Saturday, 16 February 2008

The strains on our drains

Only last week, I had to negotiate 3 shallow streams on my way to work. As if the journey by public transport wasn’t bad enough, I had to cross rivers to get to get to the station. Increasingly when it rains nowadays, water gathers very quickly on many streets and stays put, resulting in the creation of fords which can be as deep as tyres depending on the road.

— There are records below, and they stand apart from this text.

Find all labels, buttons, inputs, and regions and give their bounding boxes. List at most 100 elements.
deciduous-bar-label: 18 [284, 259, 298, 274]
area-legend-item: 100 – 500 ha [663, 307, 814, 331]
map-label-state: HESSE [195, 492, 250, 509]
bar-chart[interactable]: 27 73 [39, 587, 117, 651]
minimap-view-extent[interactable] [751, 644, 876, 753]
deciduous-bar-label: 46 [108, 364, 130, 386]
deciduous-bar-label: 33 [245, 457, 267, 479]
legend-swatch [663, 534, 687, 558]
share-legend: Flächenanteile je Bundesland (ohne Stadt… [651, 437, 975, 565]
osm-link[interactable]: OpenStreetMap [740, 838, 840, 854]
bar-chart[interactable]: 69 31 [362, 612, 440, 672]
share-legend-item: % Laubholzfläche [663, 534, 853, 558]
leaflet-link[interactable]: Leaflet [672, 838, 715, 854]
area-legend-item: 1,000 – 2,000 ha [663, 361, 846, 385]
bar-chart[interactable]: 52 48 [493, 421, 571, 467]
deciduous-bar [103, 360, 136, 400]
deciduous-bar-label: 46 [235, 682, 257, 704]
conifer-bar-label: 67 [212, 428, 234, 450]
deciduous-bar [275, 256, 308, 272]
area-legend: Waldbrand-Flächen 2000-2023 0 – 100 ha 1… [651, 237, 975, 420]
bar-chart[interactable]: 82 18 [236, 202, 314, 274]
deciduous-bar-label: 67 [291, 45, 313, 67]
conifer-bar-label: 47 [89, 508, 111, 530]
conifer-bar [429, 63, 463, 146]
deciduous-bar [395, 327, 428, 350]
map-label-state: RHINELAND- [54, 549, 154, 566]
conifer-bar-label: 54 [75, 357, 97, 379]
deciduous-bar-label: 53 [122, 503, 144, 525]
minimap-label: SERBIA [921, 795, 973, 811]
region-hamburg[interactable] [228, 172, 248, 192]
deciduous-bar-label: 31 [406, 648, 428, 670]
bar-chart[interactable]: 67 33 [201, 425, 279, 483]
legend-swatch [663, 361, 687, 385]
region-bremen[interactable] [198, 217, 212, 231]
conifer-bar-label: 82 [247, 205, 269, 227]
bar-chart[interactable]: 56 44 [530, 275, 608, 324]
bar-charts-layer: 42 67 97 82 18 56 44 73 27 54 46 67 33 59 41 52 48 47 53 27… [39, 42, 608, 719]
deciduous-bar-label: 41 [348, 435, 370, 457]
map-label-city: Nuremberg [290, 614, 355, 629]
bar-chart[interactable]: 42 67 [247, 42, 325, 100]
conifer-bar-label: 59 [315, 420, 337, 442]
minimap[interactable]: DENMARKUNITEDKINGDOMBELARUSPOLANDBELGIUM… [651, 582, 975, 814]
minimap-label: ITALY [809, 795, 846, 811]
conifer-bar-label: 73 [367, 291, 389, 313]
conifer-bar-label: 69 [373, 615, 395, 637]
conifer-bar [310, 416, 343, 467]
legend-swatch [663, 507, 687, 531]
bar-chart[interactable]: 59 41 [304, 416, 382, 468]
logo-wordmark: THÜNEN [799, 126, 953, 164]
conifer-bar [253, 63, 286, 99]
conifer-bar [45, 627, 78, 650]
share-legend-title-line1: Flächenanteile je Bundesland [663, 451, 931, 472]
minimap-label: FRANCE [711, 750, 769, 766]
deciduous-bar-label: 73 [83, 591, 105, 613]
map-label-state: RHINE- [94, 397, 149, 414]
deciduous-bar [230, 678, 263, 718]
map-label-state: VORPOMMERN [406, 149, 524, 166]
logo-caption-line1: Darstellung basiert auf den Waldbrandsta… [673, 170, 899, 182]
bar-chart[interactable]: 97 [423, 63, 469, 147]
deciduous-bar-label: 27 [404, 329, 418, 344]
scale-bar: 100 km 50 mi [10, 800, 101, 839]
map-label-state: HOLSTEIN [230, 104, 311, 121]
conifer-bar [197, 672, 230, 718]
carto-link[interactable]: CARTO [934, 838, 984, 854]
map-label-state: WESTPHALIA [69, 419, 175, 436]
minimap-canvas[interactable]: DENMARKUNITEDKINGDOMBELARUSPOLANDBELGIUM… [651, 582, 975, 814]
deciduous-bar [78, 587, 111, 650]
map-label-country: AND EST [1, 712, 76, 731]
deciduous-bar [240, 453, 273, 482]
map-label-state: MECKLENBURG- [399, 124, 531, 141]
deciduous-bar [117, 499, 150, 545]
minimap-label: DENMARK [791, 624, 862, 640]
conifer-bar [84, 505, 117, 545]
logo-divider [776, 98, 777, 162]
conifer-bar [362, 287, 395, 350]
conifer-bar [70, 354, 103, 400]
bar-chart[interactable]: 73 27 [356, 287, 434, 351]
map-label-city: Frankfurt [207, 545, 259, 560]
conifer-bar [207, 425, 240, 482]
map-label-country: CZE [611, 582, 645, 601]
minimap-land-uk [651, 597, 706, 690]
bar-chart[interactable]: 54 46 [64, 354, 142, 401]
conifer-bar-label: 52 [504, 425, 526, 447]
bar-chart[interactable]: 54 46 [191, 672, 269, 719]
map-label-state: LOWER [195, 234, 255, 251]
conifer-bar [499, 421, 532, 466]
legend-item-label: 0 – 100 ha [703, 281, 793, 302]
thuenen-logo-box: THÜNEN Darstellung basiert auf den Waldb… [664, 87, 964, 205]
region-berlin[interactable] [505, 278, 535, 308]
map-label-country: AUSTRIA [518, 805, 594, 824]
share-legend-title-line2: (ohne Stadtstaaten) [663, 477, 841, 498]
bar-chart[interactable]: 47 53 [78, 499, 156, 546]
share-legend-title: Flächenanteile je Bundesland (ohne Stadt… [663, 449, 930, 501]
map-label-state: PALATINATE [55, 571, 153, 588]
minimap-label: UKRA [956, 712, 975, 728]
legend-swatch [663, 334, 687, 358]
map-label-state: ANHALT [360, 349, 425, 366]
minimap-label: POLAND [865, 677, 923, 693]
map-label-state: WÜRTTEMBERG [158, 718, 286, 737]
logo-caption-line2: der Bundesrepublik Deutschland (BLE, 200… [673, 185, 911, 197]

When talking about the increasing pressures populations are placing on the existing infrastructure; schools, hospitals, roads etc come to mind yet the biggest and most pressing problems is with our Victorian drainage system which poses challenges that will not solved in the same way as building a school or adding a ward in a hospital would.

Such are the financial pressures and conflicting priorities on local authorities, drains hardly get a look in these days. Little is being done to increase capacity and even less on unblocking those which have become completely jammed by years of neglect. All it takes these days is a couple of hours of rain and most streets are overflowing. With ever changing whether patterns, rain is likely to be a common feature of our winters, the future will add unbearable strains on our drains.

Local authorities need to urgently assess the sate of the drainage system and monitor their capacity of the network of drains that serve our water and sewage waste in light of population growth and plan ahead. Building on flood plains and cramming thousands of flats on even smaller spaces adds to the pressures and limits the means by which rainwater and drain water can escape.

We need to wake up to the fact that irreparable damage is already being done which could take years and cost billions to put right if we don’t put drains higher up in our priorities.